Sekali lagi diusapnya kening anak-anaknya. Kemudian diciumnya dengan lembut. Setelah itu dia meraih sebuah mushaf yang selalu tergeletak di ujung tempat tidurnya. Dalam keadaan masih berwudhu, perempuan itu kemudian membaca ayat demi ayat Allah dengan suara yang begitu lirih. Nyaris tak terdengar. Sepanjang malam, Raden Ayu Retnaningsih bermunajat kepada Allah subhana wa ta’ala agar diberikan ampunan, ketabahan, sekaligus kekuatan untuk menghadapi hari-hari esok yang hanya Allah yang Maha Tahu.

Secara pribadi, Retnaningsih sungguh tidak pernah takut jika harus berhadapan melawan Belanda. Perempuan yang jago memanah dan memimpin satu pasukan khusus perempuan yang menjadi bagian dari Laskar Diponegoro ini hanya iba dengan nasib anak-anaknya kelak yang harus ikut berperang. Walau tangguh dan tegar, Retnaningsih bagaimana pun seperti seorang ibu kebanyakan, yang ingin anak-anaknya tumbuh besar di dalam masa yang damai dan tenteram. Namun kenyataan berkata lain. Agaknya Allah memang memiliki rencana lain terkait semua yang harus dihadapinya.

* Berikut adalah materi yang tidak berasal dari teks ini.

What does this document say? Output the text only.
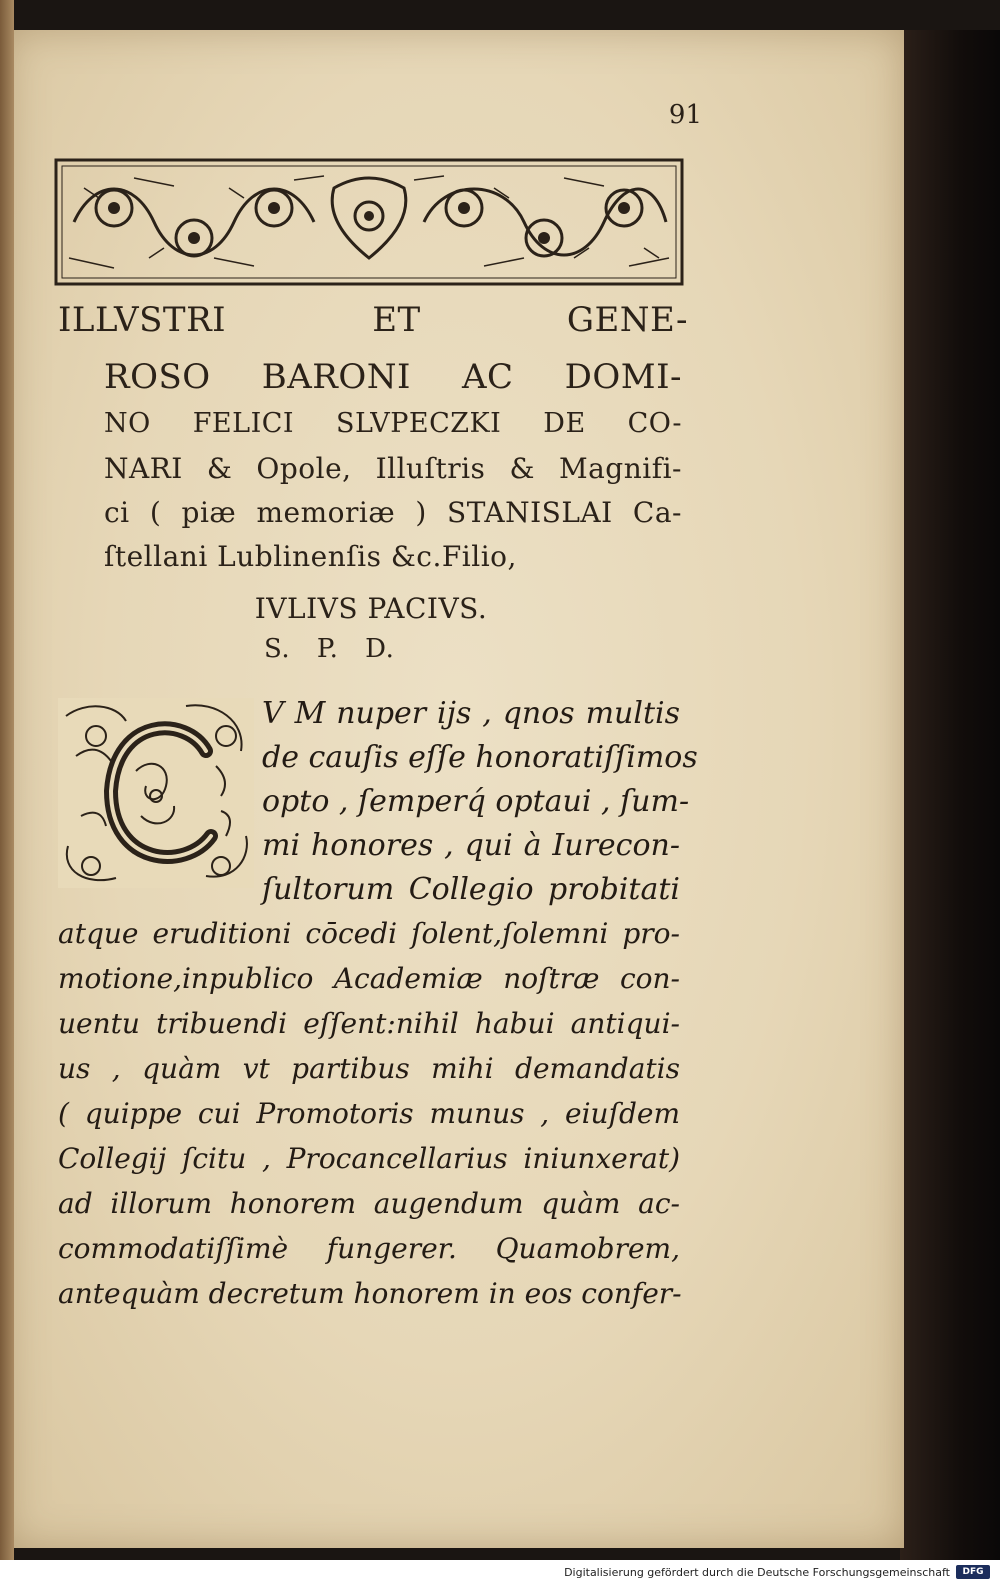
91
ILLVSTRI ET GENE-
ROSO BARONI AC DOMI-
NO FELICI SLVPECZKI DE CO-
NARI & Opole, Illuſtris & Magnifi-
ci ( piæ memoriæ ) STANISLAI Ca-
ſtellani Lublinenſis &c.Filio,
IVLIVS PACIVS.
S. P. D.
C	V M nuper ijs , qnos multis
de cauſis eſſe honoratiſſimos
opto , ſemperq́ optaui , ſum-
mi honores , qui à Iurecon-
ſultorum Collegio probitati
atque eruditioni cōcedi ſolent,ſolemni pro-
motione,inpublico Academiæ noſtræ con-
uentu tribuendi eſſent:nihil habui antiqui-
us , quàm vt partibus mihi demandatis
( quippe cui Promotoris munus , eiuſdem
Collegij ſcitu , Procancellarius iniunxerat)
ad illorum honorem augendum quàm ac-
commodatiſſimè fungerer. Quamobrem,
antequàm decretum honorem in eos confer-
Digitalisierung gefördert durch die Deutsche Forschungsgemeinschaft	DFG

Di luar bangunan utama Puri Tegalredjo, Pangeran Diponegoro didampingi Ustadz Taftayani, Pangeran Bei, Mangkubumi, dan Ki Singalodra, dengan penjagaan dari satu regu pasukan kawal, masih berada di dalam masjidnya. Di luar tembok puri, terdapat penjagaan satu lapis lagi di keempat penjuru mata angin. Demikian pula dengan lingkar satu, lingkar dua, dan tiga. Semua prajurit sudah siap, menanti dengan kesiagaan penuh apa yang akan terjadi.
Di tanah makam leluhur, tombak-tombak yang sengaja ditancapkan untuk menggantikan patok-patok proyek jalan, masih berdiri dengan gagahnya. Ini adalah pesan yang sangat nyata kepada kafir Belanda, jika pribumi tidak akan pernah takut untuk berjuang menegakkan keadilan, bahkan jika harus di bayar dengan nyawa sekali pun. []

Bab 20
  
UFUK PAGI MULAI MEREKAH MERAH. Lampu-lampu sentir dan obor di beberapa bagian Puri Tegalredjo masih menyala terang. Sebagian lagi sudah padam. Kompleks Puri Tegalredjo yang memiliki luas keseluruhan sekira dua hektar are ini tampak sepi. Namun sesungguhnya tidak demikian. Di tiap sudut bangunan, bawah pohon beringin, dan di tempat-tempat tersembunyi, selalu saja ada prajurit yang berjaga. Mereka memang tidak menampakkan penjagaan secara menyolok, sesuai dengan perintah Senopati Joyonenggolo yang bertanggungjawab terhadap keamanan seluruh area dalam puri tersebut.

            Puri Tegalredjo merupakan kompleks bangunan yang berbeda dengan bangunan-bangunan lain di desa ini, bahkan jika dibandingkan dengan bangunan kediaman para pangeran yang lain. Kebanyakan bangunan masih menggunakan dinding bilik yang dilabur kapur putih dengan tulang-tulang bambu atau kayu panjang dengan atap sirap atau genteng. Berbeda dengan Puri tempat kediaman Ratu Ageng dan Pangeran Diponegoro yang sudah dibangun secara permanen, dengan batu bata dan semen. Bahkan sebuah tembok setebal setengah sampai hampir satu meter dibangun mengelilingi kompleks puri ini dengan bagian samping dan belakang lebih tinggi hingga mencapai tiga meter[1].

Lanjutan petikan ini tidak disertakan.